Catherine Procaccia (UMP), elle, reconnaît que sa fille, «plutôt forte en langues, informatique et communication», n'était pas forcément la recrue idéale au départ. «Mais mon assistante précédente m'a quittée un 25 juillet, dix jours avant mes vacances, et j'ai dû la remplacer dans l'urgence. Ma fille m'a dépannée.» C'était en 2009. Toujours en place, celle-ci ne veut pas qu'on publie son nom. «Elle n'a pas vocation à rester au Sénat, ce n'est pas une carrière, explique Catherine Procaccia.
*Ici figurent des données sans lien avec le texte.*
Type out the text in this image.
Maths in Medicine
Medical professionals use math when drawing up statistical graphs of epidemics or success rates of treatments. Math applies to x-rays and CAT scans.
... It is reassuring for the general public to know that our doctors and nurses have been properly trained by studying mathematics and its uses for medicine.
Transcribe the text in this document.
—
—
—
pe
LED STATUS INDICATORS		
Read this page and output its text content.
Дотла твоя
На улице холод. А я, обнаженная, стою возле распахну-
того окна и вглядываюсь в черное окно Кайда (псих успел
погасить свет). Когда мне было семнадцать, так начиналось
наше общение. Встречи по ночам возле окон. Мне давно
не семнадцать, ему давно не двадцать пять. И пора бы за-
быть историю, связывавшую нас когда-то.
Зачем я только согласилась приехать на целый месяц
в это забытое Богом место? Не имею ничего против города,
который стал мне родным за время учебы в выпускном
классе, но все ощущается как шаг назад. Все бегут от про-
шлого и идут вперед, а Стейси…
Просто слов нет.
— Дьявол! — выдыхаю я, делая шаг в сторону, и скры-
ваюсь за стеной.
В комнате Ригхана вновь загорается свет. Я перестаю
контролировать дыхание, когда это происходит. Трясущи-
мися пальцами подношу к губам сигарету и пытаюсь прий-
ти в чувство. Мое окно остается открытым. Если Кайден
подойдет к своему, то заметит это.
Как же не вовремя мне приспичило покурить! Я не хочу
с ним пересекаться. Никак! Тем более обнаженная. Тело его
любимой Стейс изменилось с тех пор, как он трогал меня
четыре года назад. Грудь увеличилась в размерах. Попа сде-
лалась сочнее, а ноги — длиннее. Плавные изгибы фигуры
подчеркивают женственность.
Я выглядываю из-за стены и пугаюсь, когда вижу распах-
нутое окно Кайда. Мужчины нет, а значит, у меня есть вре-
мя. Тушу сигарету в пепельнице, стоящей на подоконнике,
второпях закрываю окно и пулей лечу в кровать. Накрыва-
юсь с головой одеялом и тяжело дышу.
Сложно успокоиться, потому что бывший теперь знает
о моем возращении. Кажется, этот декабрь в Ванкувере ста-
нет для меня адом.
Elle devrait d'ailleurs arrêter en février.» Commode, non? «Vous savez, on est plus exigeant avec sa fille qu'avec ses autres assistants parlementaires, rétorque la sénatrice. A elle, je me permets d'envoyer des textos à 23h.»

Sur le papier, le fils d'Annie Jarraud-Vergnolle (PS), lui non plus, n'était pas l'homme de la situation, lors de son recrutement début 2010. «Il avait travaillé dans la banque jusqu'en 2008, mais avec la crise financière, il s'est retrouvé au chômage», explique l'ancienne sénatrice, battue en septembre. Elle l'a fait venir à Paris. «Je me suis montrée exigeante, précise-t-elle. Pas question que ce boulot soit un privilège. Par contre, s'il peut servir de tremplin...» Comme elle a perdu son siège, son fils cherche à nouveau «un poste dans la banque». Annie Jarraud-Vergnolle assume totalement l'intermède; la seule chose qui la gêne chez les assistants familiaux, «c'est plutôt quand un parlementaire embauche un conjoint». «Ça, je ne l'aurais pas fait; ça me choque. Pour être assistant, faut être jeune, dans une dynamique de création!» Chacun trace la ligne jaune où bon lui semble.

 

Le socialiste Gilbert Roger, lui, vient précisément d'embaucher sa femme, fonctionnaire territoriale en disposition. «On s'est connus en politique et ça fait 25 ans qu'on travaille ensemble, déclare ce nouveau sénateur de Seine-Saint-Denis. Elle va gérer les relations avec les élus, tandis qu'un autre assistant s'occupera de la partie législative et des amendements. Non seulement il n'y a aucun passe-droit, mais la rémunération de mon épouse va diminuer!»

 

Ces «arrangements à la papa», le syndicat des assistants n'en veut plus au Sénat. Quand les employés familiaux sont traités avec un maximum d'attention, l'ensemble de la profession est confronté à des «licenciements massifs sans compensation suite aux élections», au «non-paiement des heures supplémentaires», à une «précarisation» du métier due à «la recrudescence» de temps partiels, etc. Au fond, l'Unsa regrette «l'absence de statut professionnel type convention collective» pour les collaborarteurs parlementaires, ces intermittents de la République enfermés dans un tête-à-tête avec leurs employeurs. Sur ce dossier aussi, la nouvelle majorité sénatoriale est attendue.